It's worth re-examining whether high-dividend strategies really are good value strategies.
As I’ve previously discussed, the Federal Reserve’s zero-interest-rate policy has “pushed” many investors—especially those who use a cash-flow approach as opposed to a total-return approach—to look to stocks and equity funds that have a high dividend yield; that is, that have a low price-to-dividend ratio.
Adding to their attraction is that a high-dividend strategy has outperformed the market over the long term. And this has been true around the globe.
However, it’s long been known that a high-dividend strategy is basically a value strategy, one that correlates highly with value strategies such as buying stocks with low prices-to-book value, earnings, sales or cash flow. The question then is, Is a high-dividend strategy the best, or even a good, value strategy?
One problem with dividend-focused strategies is that because today only about one-third of stocks pay dividends, such a strategy is less diversified than strategies that screen for the other value factors.
In addition, they can lead to concentration in sectors such as utilities, creating other risks, such as term risk. And for taxable investors, dividends are less tax efficient than capital gains because you are taxed on the full amount of the dividend, instead of just the portion that is profit.

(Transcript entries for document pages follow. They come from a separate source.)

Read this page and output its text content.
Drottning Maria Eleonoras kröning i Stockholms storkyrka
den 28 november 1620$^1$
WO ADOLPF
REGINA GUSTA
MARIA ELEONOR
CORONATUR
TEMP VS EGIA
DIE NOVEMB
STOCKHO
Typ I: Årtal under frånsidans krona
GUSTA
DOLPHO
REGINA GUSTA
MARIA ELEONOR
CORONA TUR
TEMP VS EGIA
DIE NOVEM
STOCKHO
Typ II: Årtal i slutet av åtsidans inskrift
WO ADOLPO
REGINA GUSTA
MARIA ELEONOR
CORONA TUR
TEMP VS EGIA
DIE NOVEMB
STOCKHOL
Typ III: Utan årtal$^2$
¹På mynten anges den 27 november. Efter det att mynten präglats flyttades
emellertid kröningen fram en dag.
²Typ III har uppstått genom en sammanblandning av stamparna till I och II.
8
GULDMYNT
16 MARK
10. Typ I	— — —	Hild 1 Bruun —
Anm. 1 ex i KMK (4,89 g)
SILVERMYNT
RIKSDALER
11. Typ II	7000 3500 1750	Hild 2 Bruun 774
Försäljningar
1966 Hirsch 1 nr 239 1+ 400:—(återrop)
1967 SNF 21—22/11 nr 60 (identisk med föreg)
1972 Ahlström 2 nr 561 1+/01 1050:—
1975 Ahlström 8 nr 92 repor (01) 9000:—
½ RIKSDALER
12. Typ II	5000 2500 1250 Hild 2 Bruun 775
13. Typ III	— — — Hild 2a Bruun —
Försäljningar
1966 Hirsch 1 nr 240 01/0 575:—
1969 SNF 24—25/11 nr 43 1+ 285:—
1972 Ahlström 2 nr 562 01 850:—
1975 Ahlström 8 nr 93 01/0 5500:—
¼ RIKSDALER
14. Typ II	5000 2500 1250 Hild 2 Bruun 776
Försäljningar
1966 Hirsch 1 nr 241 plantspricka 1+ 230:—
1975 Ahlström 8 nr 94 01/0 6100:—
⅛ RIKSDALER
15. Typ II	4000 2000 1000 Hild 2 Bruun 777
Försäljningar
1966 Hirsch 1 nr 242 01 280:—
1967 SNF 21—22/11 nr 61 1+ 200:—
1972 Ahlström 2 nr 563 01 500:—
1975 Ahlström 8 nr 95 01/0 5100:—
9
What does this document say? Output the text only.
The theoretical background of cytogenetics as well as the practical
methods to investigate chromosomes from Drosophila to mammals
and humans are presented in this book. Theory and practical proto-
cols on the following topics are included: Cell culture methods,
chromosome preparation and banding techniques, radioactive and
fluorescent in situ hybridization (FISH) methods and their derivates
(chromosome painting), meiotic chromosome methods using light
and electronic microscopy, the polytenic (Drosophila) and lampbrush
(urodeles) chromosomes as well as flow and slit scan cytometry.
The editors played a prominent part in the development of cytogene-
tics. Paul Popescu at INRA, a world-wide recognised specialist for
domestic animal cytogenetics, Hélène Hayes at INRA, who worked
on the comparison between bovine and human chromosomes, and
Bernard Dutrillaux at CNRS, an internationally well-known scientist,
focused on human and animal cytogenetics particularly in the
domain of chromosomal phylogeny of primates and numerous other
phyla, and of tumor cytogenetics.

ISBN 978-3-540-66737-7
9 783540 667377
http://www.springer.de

Despite these issues, the attraction of current income has led to a heightened interest in these strategies. With that in mind, Gregg Fisher decided to take a close look at whether the focus on high dividends actually added or subtracted from returns. His study, “Dividend Investing: A Value Tilt in Disguise?” appeared in the April 2013 edition of the Journal of Financial Planning.
Fisher’s study covered the 33-year period from August 1979 through July 2012. His objective was to determine which factors best explained stock returns. Using Barra’s performance-attribution methodology, various risk factors such as value, growth, momentum and company size were separated out to determine the contribution of each to the portfolio’s returns.
For the high-dividend strategy, he used the highest-yielding 10 percent of the Russell 3000 Index. The Russell 3000 was used to represent the market portfolio. The following is a summary of his findings:
The high-dividend-yield portfolio’s annualized return was 1.27 percentage points greater than that of the total market portfolio (12.42 percent versus 11.15 percent).
The high-dividend strategy had, as should be expected, a high loading on yield: 1.60. Other loadings of note were leverage (0.42), momentum (-0.22), growth (-0.41), value (0.53), volatility (-0.37) and earnings yield (-0.47).
By tilting the portfolio to high-dividend-paying stocks, investors were—perhaps unknowingly—tilting their portfolios to value stocks.
The factors with the largest contributions to the excess return of the high-dividend strategy were: earnings yield (2.28 percent), volatility (1.22 percent), value (0.41 percent) and growth (0.40 percent).